Beginnings

Map of Lynchings

The Monroe and Florence Work story and lynching map on the Plain Talk History website


About the website…


On these pages you will meet Monroe Nathan Work, who lived from 1866 – 1945 and felt compelled to document every known lynching that was happening in the United States during that time with whatever resources were available. Others have taken it further –– “This is an  interactive map that shows how lynching began as a form of self-appointed justice in local communities in the 1800s, when townspeople made grave accusations first, but never bothered to gather the proof.”

Go to the map choose the distinction that makes sense to you. Clicking on any of the orange dots will bring up information on the particular incident such as: “Robert Lewis Black male lynched in early Jun 1892. Port Jervis, Orange Co. New York. He was lynched in a spectacle before some 2000 people for alleged rape. When the mob discovered he was still alive, they hanged him a second time.” Or Frank Viles Native American male lynched in Aug 1896 Asotin, Washington. He was lynched after being accused of rape. This demonstrates that lynching wasn’t just a Southern phenomena. Nor did it end in the 1940s as shown by David Jackson, a Black male killed in Dec 1961 McDuffie Co. Georgia. “There exists a photograph of his death taken by members of the crowd to share proudly as souvenirs.”

Lynching is unarguably the most heinous of acts of terrorism and hate crimes. The acts themselves were bad enough but the normalization and enthusiasm of regular white Americans can not be understated. One such action that accomplished this was lynching postcards. Though the images of all the postcards etch in one’s mind the deep depravity that humans are capable of, please also remember that at  different times and places in the world, there is also beauty and joy and love.
From Wikipedia: A lynching postcard is a postcard bearing the photograph of a lynching — a vigilante murder usually motivated by racial hatred — intended to be distributed, collected, or kept as a souvenir. Often a lynching postcard would be inscribed with racist text or poems. Lynching postcards were in widespread production for more than fifty years in the United States; although their distribution through the United States Postal Service was banned in 1908, some white supremacists still distribute them today.”
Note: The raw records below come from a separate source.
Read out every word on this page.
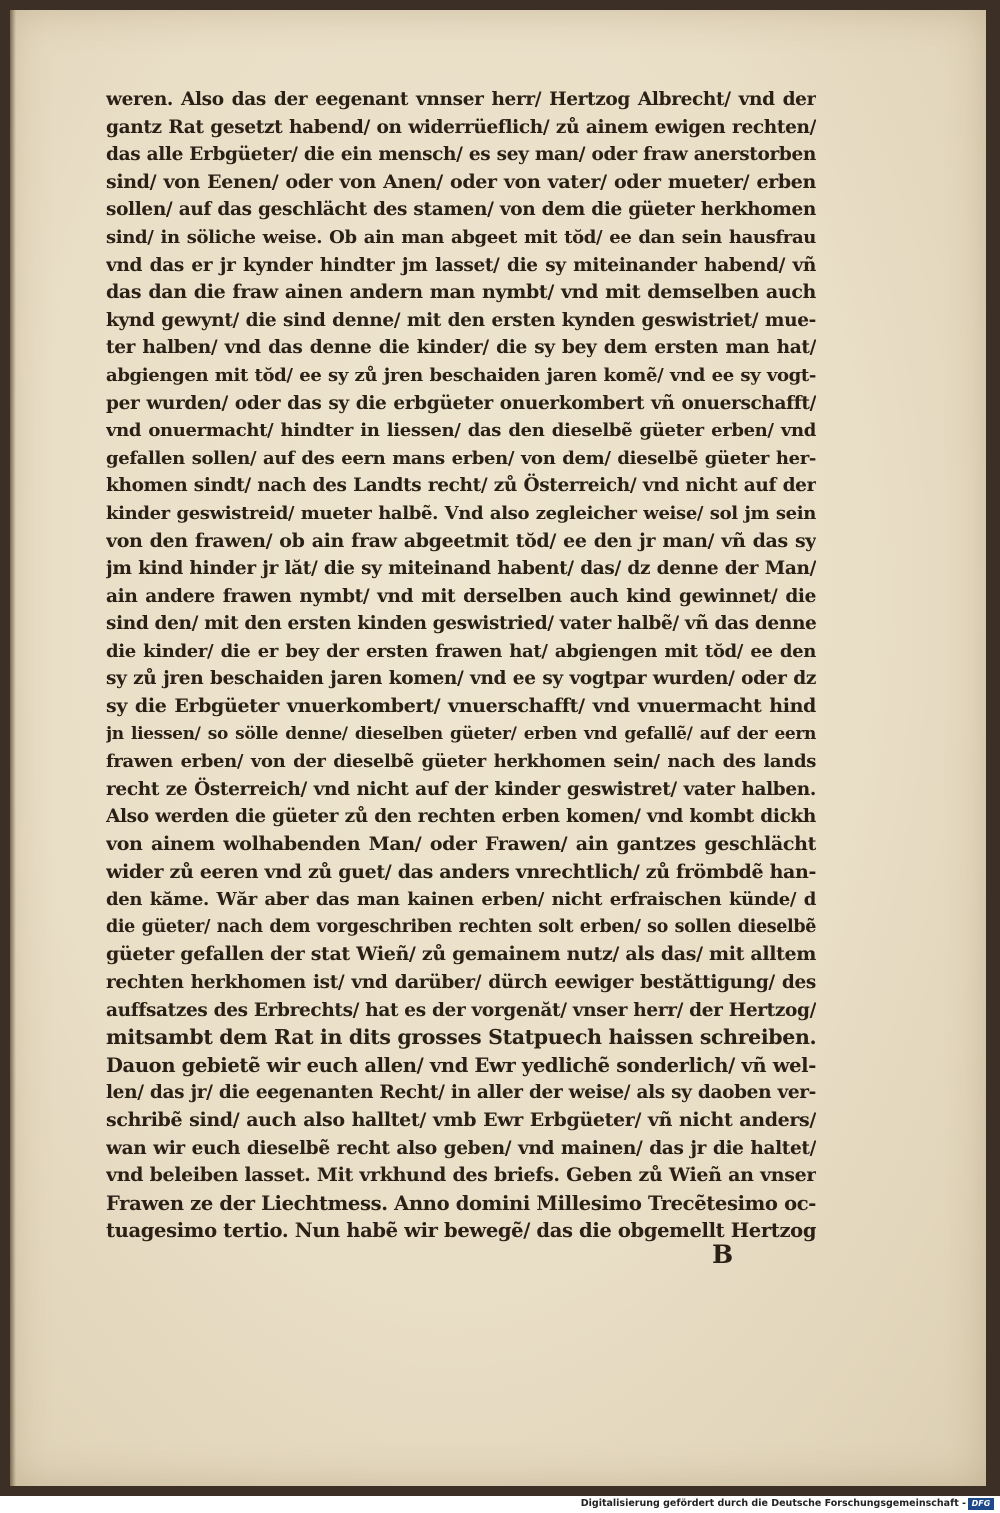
weren. Also das der eegenant vnnser herr/ Hertzog Albrecht/ vnd der
gantz Rat gesetzt habend/ on widerrüeflich/ zů ainem ewigen rechten/
das alle Erbgüeter/ die ein mensch/ es sey man/ oder fraw anerstorben
sind/ von Eenen/ oder von Anen/ oder von vater/ oder mueter/ erben
sollen/ auf das geschlächt des stamen/ von dem die güeter herkhomen
sind/ in söliche weise. Ob ain man abgeet mit tŏd/ ee dan sein hausfrau
vnd das er jr kynder hindter jm lasset/ die sy miteinander habend/ vñ
das dan die fraw ainen andern man nymbt/ vnd mit demselben auch
kynd gewynt/ die sind denne/ mit den ersten kynden geswistriet/ mue-
ter halben/ vnd das denne die kinder/ die sy bey dem ersten man hat/
abgiengen mit tŏd/ ee sy zů jren beschaiden jaren komẽ/ vnd ee sy vogt-
per wurden/ oder das sy die erbgüeter onuerkombert vñ onuerschafft/
vnd onuermacht/ hindter in liessen/ das den dieselbẽ güeter erben/ vnd
gefallen sollen/ auf des eern mans erben/ von dem/ dieselbẽ güeter her-
khomen sindt/ nach des Landts recht/ zů Österreich/ vnd nicht auf der
kinder geswistreid/ mueter halbẽ. Vnd also zegleicher weise/ sol jm sein
von den frawen/ ob ain fraw abgeetmit tŏd/ ee den jr man/ vñ das sy
jm kind hinder jr lăt/ die sy miteinand habent/ das/ dz denne der Man/
ain andere frawen nymbt/ vnd mit derselben auch kind gewinnet/ die
sind den/ mit den ersten kinden geswistried/ vater halbẽ/ vñ das denne
die kinder/ die er bey der ersten frawen hat/ abgiengen mit tŏd/ ee den
sy zů jren beschaiden jaren komen/ vnd ee sy vogtpar wurden/ oder dz
sy die Erbgüeter vnuerkombert/ vnuerschafft/ vnd vnuermacht hind
jn liessen/ so sölle denne/ dieselben güeter/ erben vnd gefallẽ/ auf der eern
frawen erben/ von der dieselbẽ güeter herkhomen sein/ nach des lands
recht ze Österreich/ vnd nicht auf der kinder geswistret/ vater halben.
Also werden die güeter zů den rechten erben komen/ vnd kombt dickh
von ainem wolhabenden Man/ oder Frawen/ ain gantzes geschlächt
wider zů eeren vnd zů guet/ das anders vnrechtlich/ zů frömbdẽ han-
den kăme. Wăr aber das man kainen erben/ nicht erfraischen künde/ d
die güeter/ nach dem vorgeschriben rechten solt erben/ so sollen dieselbẽ
güeter gefallen der stat Wieñ/ zů gemainem nutz/ als das/ mit alltem
rechten herkhomen ist/ vnd darüber/ dürch eewiger bestăttigung/ des
auffsatzes des Erbrechts/ hat es der vorgenăt/ vnser herr/ der Hertzog/
mitsambt dem Rat in dits grosses Statpuech haissen schreiben.
Dauon gebietẽ wir euch allen/ vnd Ewr yedlichẽ sonderlich/ vñ wel-
len/ das jr/ die eegenanten Recht/ in aller der weise/ als sy daoben ver-
schribẽ sind/ auch also halltet/ vmb Ewr Erbgüeter/ vñ nicht anders/
wan wir euch dieselbẽ recht also geben/ vnd mainen/ das jr die haltet/
vnd beleiben lasset. Mit vrkhund des briefs. Geben zů Wieñ an vnser
Frawen ze der Liechtmess. Anno domini Millesimo Trecẽtesimo oc-
tuagesimo tertio. Nun habẽ wir bewegẽ/ das die obgemellt Hertzog
B
Digitalisierung gefördert durch die Deutsche Forschungsgemeinschaft - DFG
Terror lynchings as a display of racial domination peaked around the 1880s through to the 1940s, and were less frequent until the 1970s, especially (but not exclusively) in the Southern United States. Do your own research please.

 

Lynching in America
Confronting the Legacy of Racial Terror website


About the website…

As of June 2020, Bryan Stevenson’s Equal Justice Initiative documented nearly 6,500 lynchings of black people in the US from the end of the Civil War to 1950. The lynching of African Americans was terrorism, a widely supported campaign to enforce racial subordination and segregation. Lynching in America documents more than 4400 racial terror lynchings in the United States during the period between Reconstruction and World War II.